Wednesday, July 05, 2006

 

Shakespeare does it again

It’s only football! Yes I know and I’d have said no more about it but for an article in the sports section of the Sunday newspaper, which showed that whatever observation a writer wants to make on the human condition, Shakespeare got there first. So even Hugh Mcllvanney, who probably reckons he can make a point as poetically as anyone, still had to dip into one of Shakespeare’s sonnets to recount the fall from grace of Thierry Henry by his horrible playacting to win a free kick in France’s match against Spain last week. Lilies that fester smell far worse than weeds couldn’t describe more perfectly the disappointment you feel when someone as exquisitely gifted as Henry cheats.

Monday, July 03, 2006

 

Summer nights

Hot nights are here, sleep’s elusive and at 5 am I wonder if thinking about something really dreary – like Tony Blair’s desperate search for populist causes to polish up his image – will send me to sleep. He’s picked a good one this time by lending his support to that boring old hardy perennial, the Wimbledon women’s demand for equal pay. Well I suppose it’s a lot easier than using his influence to help the thousands of enslaved women around the world who would like any rights never mind equal.

It’s not a comfortable feeling being on the same side as the ‘blazered buffoons’ of the All England Club, who, despite the vast amounts of money they receive every year from the championships, still seem unable to develop a strategy to find a future British champion. But I agree with their decision not to award equal pay and can’t understand why some people find it so difficult to grasp that it has nothing whatever to do with sexism and everything to do with market forces. If the women’s game drew a bigger crowd, I’ve no doubt at all they’d be the ones with the extra dosh.
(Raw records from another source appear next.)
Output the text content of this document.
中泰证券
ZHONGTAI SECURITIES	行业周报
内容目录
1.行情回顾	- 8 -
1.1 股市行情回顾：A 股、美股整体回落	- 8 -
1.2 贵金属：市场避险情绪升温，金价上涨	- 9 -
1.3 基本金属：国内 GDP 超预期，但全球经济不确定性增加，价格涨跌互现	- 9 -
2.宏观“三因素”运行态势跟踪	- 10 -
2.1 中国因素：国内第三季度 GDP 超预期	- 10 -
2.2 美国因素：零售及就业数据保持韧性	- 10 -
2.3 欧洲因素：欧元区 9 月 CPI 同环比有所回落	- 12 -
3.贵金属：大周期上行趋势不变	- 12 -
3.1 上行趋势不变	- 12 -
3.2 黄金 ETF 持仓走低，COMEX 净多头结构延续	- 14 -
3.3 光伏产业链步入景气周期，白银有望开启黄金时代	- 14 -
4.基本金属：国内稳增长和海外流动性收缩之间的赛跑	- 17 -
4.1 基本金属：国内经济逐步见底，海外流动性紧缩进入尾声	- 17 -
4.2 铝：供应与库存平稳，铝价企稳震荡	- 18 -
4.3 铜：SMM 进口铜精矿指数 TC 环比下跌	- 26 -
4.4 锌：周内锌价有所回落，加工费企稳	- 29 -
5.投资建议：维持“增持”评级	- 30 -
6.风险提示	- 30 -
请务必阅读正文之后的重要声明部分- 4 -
Rugby players work just as hard as footballers, opera singers as pop singers, but don’t receive anything like the same money for the simple reason that football and pop are more popular.
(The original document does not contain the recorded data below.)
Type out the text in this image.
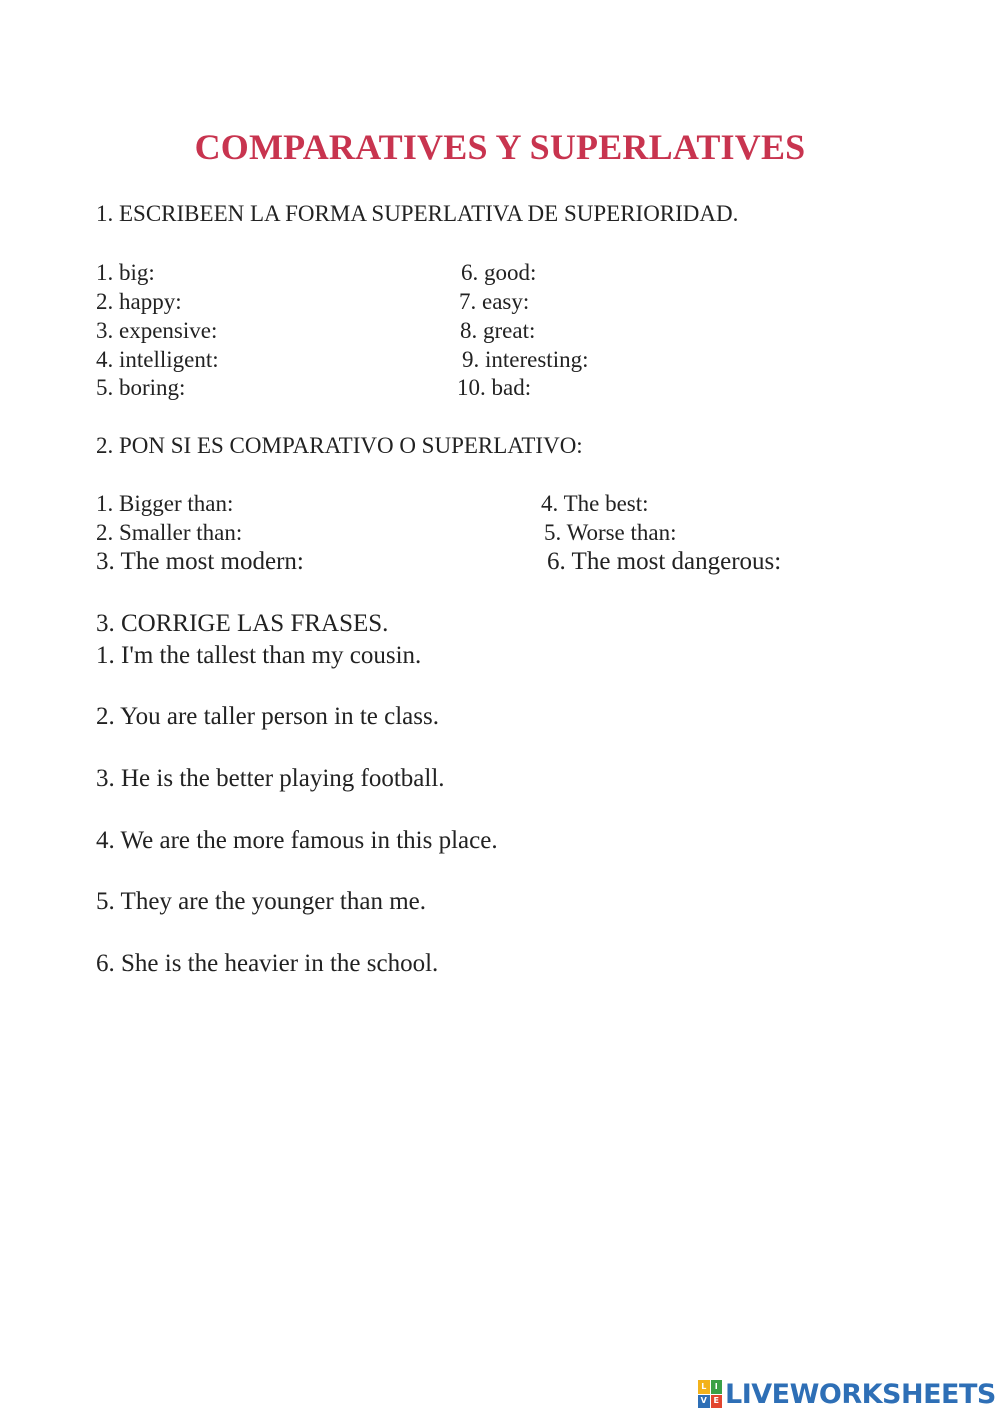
COMPARATIVES Y SUPERLATIVES
1. ESCRIBEEN LA FORMA SUPERLATIVA DE SUPERIORIDAD.
1. big:
2. happy:
3. expensive:
4. intelligent:
5. boring:
6. good:
7. easy:
8. great:
9. interesting:
10. bad:
2. PON SI ES COMPARATIVO O SUPERLATIVO:
1. Bigger than:
2. Smaller than:
3. The most modern:
4. The best:
5. Worse than:
6. The most dangerous:
3. CORRIGE LAS FRASES.
1. I'm the tallest than my cousin.
2. You are taller person in te class.
3. He is the better playing football.
4. We are the more famous in this place.
5. They are the younger than me.
6. She is the heavier in the school.
L	I
V E LIVEWORKSHEETS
Wimbledon has given its reasons that women don’t get the same prize money (a measly £625,000 compared with £655,000 for the men) as:
- Corporate hospitality packages for the Wimbledon men’s final sell at £2,750 compared with £1,750 for the women’s.
- A survey taken along the Wimbledon queue found that 50% prefer to watch men’s matches and 19% women’s matches.
- The Australian and US Opens cannot sell a women’s only day and now split the quarter and semi-finals to ensure at least one men’s single match each day.

I’d add another one to that which is that men also give us more for our money by playing five sets to the three the women play, so as far as I’m concerned, it’s game, set and match to the All England Club.

But the girls are appealing against the decision and there are even mutterings about strike action unless Wimbledon coughs up. Well, sorry girls, make sure you’ve made contingency plans or you might find yourselves match point down with no one to cheer you on.

None of this brings me any nearer sleep. What finally does the trick is the alarm clock. Within minutes of it going off, that delicious, sweet sleep of morning steals over me and I’m gone.